Feds: Russia-Sponsored Attackers Exploit Ubiquiti Routers, Microsoft Outlook

Google’s Mandiant subsidiary and Microsoft Threat Intelligence contributed to the advisory.

A group of cybersecurity agencies warned of a Russia-sponsored group using Ubiquiti EdgeRouters to harvest credentials, host spear-phishing landing pages and conduct other malicious cyber operations – while also continuing to exploit an already-patched Microsoft Outlook vulnerability.

The joint statement published Tuesday by the FBI, National Security Agency (NSA), U.S. Cyber Command and international partners including the United Kingdom, South Korea and Brazil says that owners of compromised EdgeRouters should perform a hardware factory reset as part of protection efforts against attacks done by the Russian General Staff Main Intelligence Directorate (GRU), 85th Main Special Service Center (GTsSS), using compromised EdgeRouters.

Google’s Mandiant subsidiary and Microsoft Threat Intelligence contributed to the advisory.

FBI Partners ID Ubiquiti EdgeRouter Attacks

CRN has reached out to Ubiquiti and Microsoft for comment.

Compromised EdgeRouter owners should upgrade to the latest firmware version, change any default usernames and passwords and implement strategic firewall rules on wide area network (WAN)-side interfaces, according to the advisory.

“Given the global popularity of EdgeRouters, the FBI and its international partners urge EdgeRouter network defenders and users to apply immediately the recommendations in the Mitigations section of this CSA to reduce the likelihood and impact of cybersecurity incidents associated with APT28 activity,” according to the advisory.

The group seeking to exploit compromised EdgeRouters is also known as APT28, Fancy Bear, Forest Blizzard and Strontium.

The group has used compromised EdgeRouters as early as 2022 to conduct attacks against governments, militaries, education institutions, oil and gas companies, retailers and other types of organizations.
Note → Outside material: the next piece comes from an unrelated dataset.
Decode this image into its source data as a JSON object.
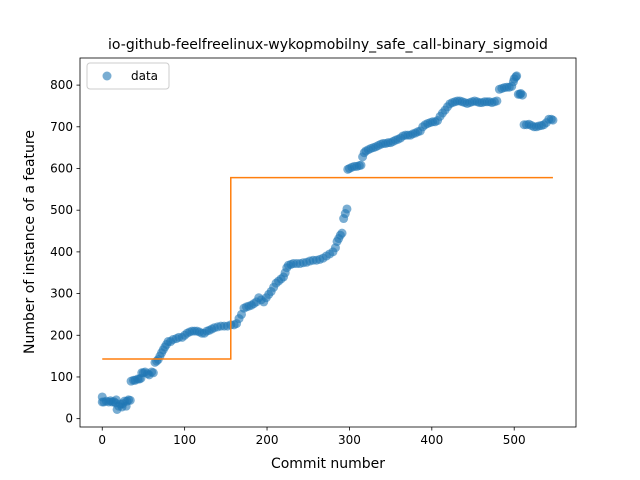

Attacks have shown up in Ukraine, Jordan, Turkey, Italy and other countries worldwide, according to the advisory.

The GTsSS has accessed EdgeRouters compromised by Moobot, a botnet that installs OpenSSH trojans on the EdgeRouter hardware. The group also exploited the Microsoft Outlook vulnerability known as CVE-2023-23397 to collect authentication digests from targeted accounts.

Although Microsoft patched the vulnerability, “FBI investigation revealed APT28 actors have continued to exploit CVE-2023-23397 to leak NTLM digests to actor controlled infrastructure,” according to the advisory.

Publicly available tools such as Impacket ntlmrelayx.py and Responder have allowed the threat actors to use Ubiquiti routers to execute NTLM relay attacks and host rogue authentication servers, according to the advisory.

For those looking for indicators that their EdgeRouters are compromised, the FBI said that the threat actors’ custom Python scripts are usually stored alongside related log files in a user’s home directory. An FBI-created Yara rule can locate credential collection scripts on compromised EdgeRouters.

And defenders can query network traffic for connections with the application programming interface endpoint of api[.]anti-captcha[.]com, which automatically breaks captcha problems on webmail login pages, among other steps defenders can take to see if their routers are compromised, according to the advisory.

If you find evidence of GTsSS activity on a router, the FBI asks that you contact a local field office or the Internet Crime Complaint Center (IC3).